One newsletter we like is Outstanding Investor Digest. It’s pricey at $295 per year, but it runs rare transcripts of talks by investing giants such as Warren Buffett who might offer you ideas that pay for the subscription. Read more about it at www.oid.com or call 1-800-869-2420 for more information. We at the Fool have recently launched a few newsletters, too. Check them out at www.FoolMart.com.

Stock buybacks

Companies frequently announce they’re buying back some of their shares. Since they typically do so on the open market, they don’t buy your shares, unless you happen to be selling them.

A buyback will likely have a small upward effect on the stock price — because it means there’s more demand for the shares out there. Generally, the more shares a company buys and essentially retires, the better off you, the shareholder, are. As a very extreme example, imagine that Meteorite Insurance Inc. (ticker: HEDSUP) has just 100 shares outstanding, and you own 25 of them. That means you own 25 percent of the company. If the company buys back 50 of its own shares, then there will only be 50 shares outstanding. You’ll still own your 25 shares, though, so you now own 50 percent of the company.
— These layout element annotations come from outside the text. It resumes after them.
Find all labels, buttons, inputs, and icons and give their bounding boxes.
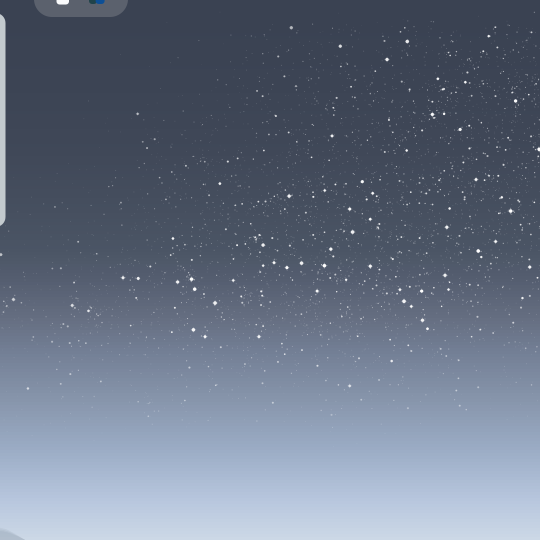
button[interactable]: Open panel [0,13,6,227]
button[interactable]: App folder [34,0,128,17]
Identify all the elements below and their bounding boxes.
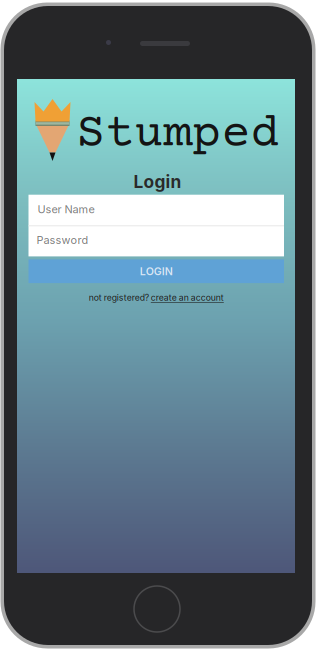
staticText: Password <box>36 233 88 246</box>
staticText: Stumped <box>76 108 280 162</box>
staticText: User Name <box>37 203 94 216</box>
staticText: not registered? <box>89 292 151 303</box>
button[interactable]: not registered? <box>81 291 231 305</box>
staticText: LOGIN <box>140 265 173 278</box>
staticText: Login <box>134 171 182 192</box>
button[interactable]: LOGIN <box>28 259 284 283</box>
staticText: create an account <box>151 292 224 303</box>
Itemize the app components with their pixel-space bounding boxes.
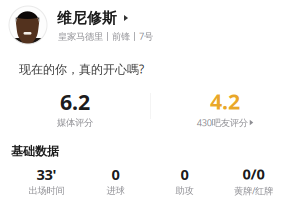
staticText: 33' — [36, 164, 56, 184]
staticText: 0 — [180, 164, 188, 184]
staticText: 进球 — [106, 185, 124, 196]
staticText: 媒体评分 — [57, 117, 93, 128]
staticText: 现在的你，真的开心嗎? — [19, 61, 144, 77]
staticText: 4.2 — [210, 87, 240, 115]
staticText: 基础数据 — [11, 144, 59, 159]
staticText: 6.2 — [60, 88, 90, 116]
button[interactable]: 4.2 — [150, 87, 300, 129]
staticText: 助攻 — [176, 185, 194, 196]
staticText: 430吧友评分 — [197, 116, 248, 129]
staticText: 维尼修斯 — [57, 9, 117, 27]
staticText: 黄牌/红牌 — [234, 184, 273, 197]
staticText: 出场时间 — [28, 185, 64, 196]
staticText: 皇家马德里丨前锋丨7号 — [58, 30, 153, 42]
staticText: 0/0 — [242, 164, 264, 184]
button[interactable]: 维尼修斯 — [0, 0, 300, 52]
staticText: 0 — [112, 164, 120, 184]
button[interactable]: 6.2 — [0, 88, 150, 128]
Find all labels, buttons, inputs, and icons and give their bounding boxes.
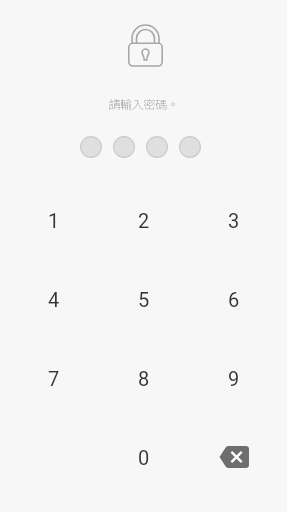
button[interactable]: 7 (8, 339, 99, 418)
button[interactable]: 0 (99, 418, 189, 497)
staticText: 2 (138, 209, 150, 232)
staticText: 8 (138, 367, 150, 390)
staticText: 9 (228, 367, 240, 390)
staticText: 5 (138, 288, 150, 311)
staticText: 請輸入密碼。 (108, 95, 179, 112)
button[interactable]: 6 (189, 260, 279, 339)
staticText: 4 (48, 288, 60, 311)
staticText: 0 (138, 446, 150, 469)
staticText: 6 (228, 288, 240, 311)
button[interactable]: 9 (189, 339, 279, 418)
button[interactable]: 5 (99, 260, 189, 339)
button[interactable]: 3 (189, 181, 279, 260)
staticText: 7 (48, 367, 60, 390)
button[interactable]: 1 (8, 181, 99, 260)
staticText: 1 (48, 209, 60, 232)
button[interactable]: 8 (99, 339, 189, 418)
staticText: 3 (228, 209, 240, 232)
button[interactable]: 2 (99, 181, 189, 260)
button[interactable]: Delete (189, 418, 279, 497)
button[interactable]: 4 (8, 260, 99, 339)
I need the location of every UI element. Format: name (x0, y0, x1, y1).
The more shares that are bought back, the greater your share becomes of a company’s earnings. If Meteorite Insurance earned $100 in income, that would be $1 EPS (earnings per share), pre-buyback. After the buyback, though, the firm would still have the same earnings, but those earnings would be spread over just 50 shares — so the EPS would go up to $2. The price-to-earnings ratio, based partly on EPS, would fall, and each share potentially would be worth more.

If you’ve ever thought that a company should use available funds to pay shareholders cash dividends instead of buying back shares, think again. Remember that when a company earns income, it pays taxes on that. Then it pays out any dividend to you, the shareholder. And you get taxed on that. So that income is taxed twice — hardly very efficient. By buying back shares, the company is still rewarding shareholders by making existing shares more valuable, but it’s doing so in a way that does not trigger taxable events for shareholders.

Microsoft doubles down

Microsoft (Nasdaq: MSFT) surprised many early this year by announcing its first dividend in history. It has now raised its yearly payout from $0.08 per share to $0.16. That’s still modest, with shareholders buying today getting a yield well below 1 percent, but it may well increase significantly in the future.

With 10.8 billion shares outstanding, Microsoft’s dividend will cost $1.7 billion annually. That’s a small portion of the company’s $13 billion in annual free cash flow, not to mention its $49 billion in cash and equivalents, which grows by leaps in interest alone.

If Microsoft has a weakness, it’s that it can’t find a business that equals or betters its world-dominating software. Any new business venture it takes on (MSN, MSNBC, gaming consoles, keyboard sales, etc.), should it ever grow large enough, would only lower the company’s stellar returns on investment. This leaves Microsoft with an enormous, growing pile of cash and few truly exceptional ways to invest it.

The company recently said it would add up to 5,000 jobs (it currently employs about 55,000) in fiscal 2004 and increase spending by $6.9 billion.

Microsoft’s shares are among the least expensive in the nation’s 20 most widely held stocks. At $28 per share, the company trades at a forward price-to-earnings ratio of 24. There have been much worse times to buy the stock, and there may not have been many better times (in terms of value) since about 1998.